Non-indexed translated content
53:15 “I work on a large multilingual site. In April last year, […] all of our translated content moved from Valid to Excluded, Crawled – currently not indexed, and it has stayed since April. […] Because it happened all at once, we thought maybe there was some systemic change on our side. […] We’ve cleaned up our hreflangs, canonicals, URLs parameters, manual actions, and every other tool that’s listed on developers.google.com/search. […] I don’t know what’s happened or what to do next to try to fix the issue, but I’d like to get our translated content back in the index.”
John’s answer was: “[…] I think [it] is sometimes tricky [if] you have the parameter at the end with the language code. […] From our point of view, what can happen is that when we recognize that there are a lot of these parameters there that lead to the same content, then our systems can get stuck into a situation, well, maybe this parameter is not very useful, and we should ignore it. To me, it sounds a lot like something around that line happened. Partially, you can help this with the URL Parameters tool in Search Console to make sure that that parameter is set I do want to have everything indexed. Partially, what you could also do is maybe to crawl a portion of your website with […] local crawler to see what parameter URLs actually get picked up and then double-check that those pages actually have useful content for those languages.

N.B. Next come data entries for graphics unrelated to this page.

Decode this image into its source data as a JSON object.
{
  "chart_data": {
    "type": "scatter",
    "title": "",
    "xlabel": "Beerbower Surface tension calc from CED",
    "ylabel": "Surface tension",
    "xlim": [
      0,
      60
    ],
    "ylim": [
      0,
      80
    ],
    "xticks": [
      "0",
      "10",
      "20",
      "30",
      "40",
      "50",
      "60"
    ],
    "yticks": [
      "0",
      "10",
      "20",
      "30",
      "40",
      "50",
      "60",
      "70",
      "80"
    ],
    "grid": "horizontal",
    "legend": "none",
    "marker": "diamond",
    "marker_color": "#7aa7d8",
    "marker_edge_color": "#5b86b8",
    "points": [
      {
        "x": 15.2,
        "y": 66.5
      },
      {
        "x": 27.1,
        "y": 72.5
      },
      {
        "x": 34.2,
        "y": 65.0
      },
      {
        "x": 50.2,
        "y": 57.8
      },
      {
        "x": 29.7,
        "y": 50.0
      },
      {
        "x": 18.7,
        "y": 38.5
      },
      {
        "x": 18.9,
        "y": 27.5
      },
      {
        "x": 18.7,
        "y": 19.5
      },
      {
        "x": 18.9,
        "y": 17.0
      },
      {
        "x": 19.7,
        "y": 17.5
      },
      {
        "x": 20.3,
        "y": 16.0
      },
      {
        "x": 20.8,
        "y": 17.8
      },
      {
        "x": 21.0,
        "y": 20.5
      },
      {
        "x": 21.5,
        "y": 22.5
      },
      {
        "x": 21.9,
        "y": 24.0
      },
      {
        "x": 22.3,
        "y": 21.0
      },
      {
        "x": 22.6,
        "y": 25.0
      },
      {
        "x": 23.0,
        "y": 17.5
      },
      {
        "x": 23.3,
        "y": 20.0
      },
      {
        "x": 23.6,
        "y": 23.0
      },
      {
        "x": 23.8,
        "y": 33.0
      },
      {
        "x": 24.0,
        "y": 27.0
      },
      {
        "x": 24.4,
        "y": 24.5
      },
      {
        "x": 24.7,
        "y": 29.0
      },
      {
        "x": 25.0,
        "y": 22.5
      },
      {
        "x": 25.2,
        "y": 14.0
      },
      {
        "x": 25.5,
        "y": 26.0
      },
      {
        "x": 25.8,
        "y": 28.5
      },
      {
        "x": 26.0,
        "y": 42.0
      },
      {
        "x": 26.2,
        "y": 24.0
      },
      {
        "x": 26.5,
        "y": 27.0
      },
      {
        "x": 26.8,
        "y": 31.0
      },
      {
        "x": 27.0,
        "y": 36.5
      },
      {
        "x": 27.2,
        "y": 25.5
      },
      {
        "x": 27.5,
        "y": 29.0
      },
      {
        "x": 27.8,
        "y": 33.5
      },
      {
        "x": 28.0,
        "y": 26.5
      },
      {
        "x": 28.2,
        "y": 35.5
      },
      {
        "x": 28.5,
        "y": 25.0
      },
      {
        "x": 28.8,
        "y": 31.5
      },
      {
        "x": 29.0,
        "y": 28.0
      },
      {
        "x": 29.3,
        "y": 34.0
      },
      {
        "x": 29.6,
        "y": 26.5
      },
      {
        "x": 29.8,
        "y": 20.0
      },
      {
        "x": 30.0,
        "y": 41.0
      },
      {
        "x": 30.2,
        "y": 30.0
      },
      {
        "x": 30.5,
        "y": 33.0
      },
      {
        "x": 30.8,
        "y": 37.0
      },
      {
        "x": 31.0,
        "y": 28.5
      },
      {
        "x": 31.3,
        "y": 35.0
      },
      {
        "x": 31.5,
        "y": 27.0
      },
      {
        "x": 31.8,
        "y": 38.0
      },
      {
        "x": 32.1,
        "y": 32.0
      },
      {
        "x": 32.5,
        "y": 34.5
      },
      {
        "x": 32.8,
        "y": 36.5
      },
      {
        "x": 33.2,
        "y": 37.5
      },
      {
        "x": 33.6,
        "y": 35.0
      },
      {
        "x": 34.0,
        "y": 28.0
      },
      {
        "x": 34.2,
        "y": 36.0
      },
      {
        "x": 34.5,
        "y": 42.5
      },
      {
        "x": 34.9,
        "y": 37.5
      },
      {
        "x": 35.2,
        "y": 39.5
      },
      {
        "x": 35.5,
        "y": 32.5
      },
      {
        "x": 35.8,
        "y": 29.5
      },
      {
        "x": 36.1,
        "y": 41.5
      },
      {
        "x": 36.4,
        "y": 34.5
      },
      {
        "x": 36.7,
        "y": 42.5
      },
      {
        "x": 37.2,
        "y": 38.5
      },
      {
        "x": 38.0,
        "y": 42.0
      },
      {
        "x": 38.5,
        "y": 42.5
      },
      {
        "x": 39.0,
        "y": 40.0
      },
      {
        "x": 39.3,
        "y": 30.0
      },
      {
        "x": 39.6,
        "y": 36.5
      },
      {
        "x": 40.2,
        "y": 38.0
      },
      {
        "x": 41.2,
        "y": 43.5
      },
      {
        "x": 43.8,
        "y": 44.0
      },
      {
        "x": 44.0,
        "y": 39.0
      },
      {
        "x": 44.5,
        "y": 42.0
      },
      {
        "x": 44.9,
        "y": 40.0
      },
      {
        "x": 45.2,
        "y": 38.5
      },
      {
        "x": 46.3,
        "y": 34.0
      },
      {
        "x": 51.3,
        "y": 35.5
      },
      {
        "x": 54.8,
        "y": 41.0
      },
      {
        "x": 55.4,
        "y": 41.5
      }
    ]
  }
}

In particular, […] common [thing] that I’ve seen on sites is maybe you have […] all languages linked up, and the Japanese version says oh we don’t have a Japanese version, here’s our English one instead, then our systems could say, well, the Japanese version is the same as the English version ‒ maybe there are some other languages the same as the English version. We should ignore that. Sometimes this is from links within the website, sometimes it’s also external links, people who are linking to your site. If the parameter is at the end of your URL, then it’s very common that there’s some garbage attached to the parameter as well. And if we crawl all of those URLs with that garbage and we say, well, this is not a valid language here’s the English version, then it again reinforces that loop where systems say, well, maybe this parameter is not so useful. The cleaner approach there would be if you have kind of garbage parameters to redirect to the cleaner ones or to maybe even show a 404 page and say, well, we don’t know what you’re talking about with this URL and to cleanly make sure that whichever URLs we find we get some useful content that is not the same as other content which we’ve already seen.”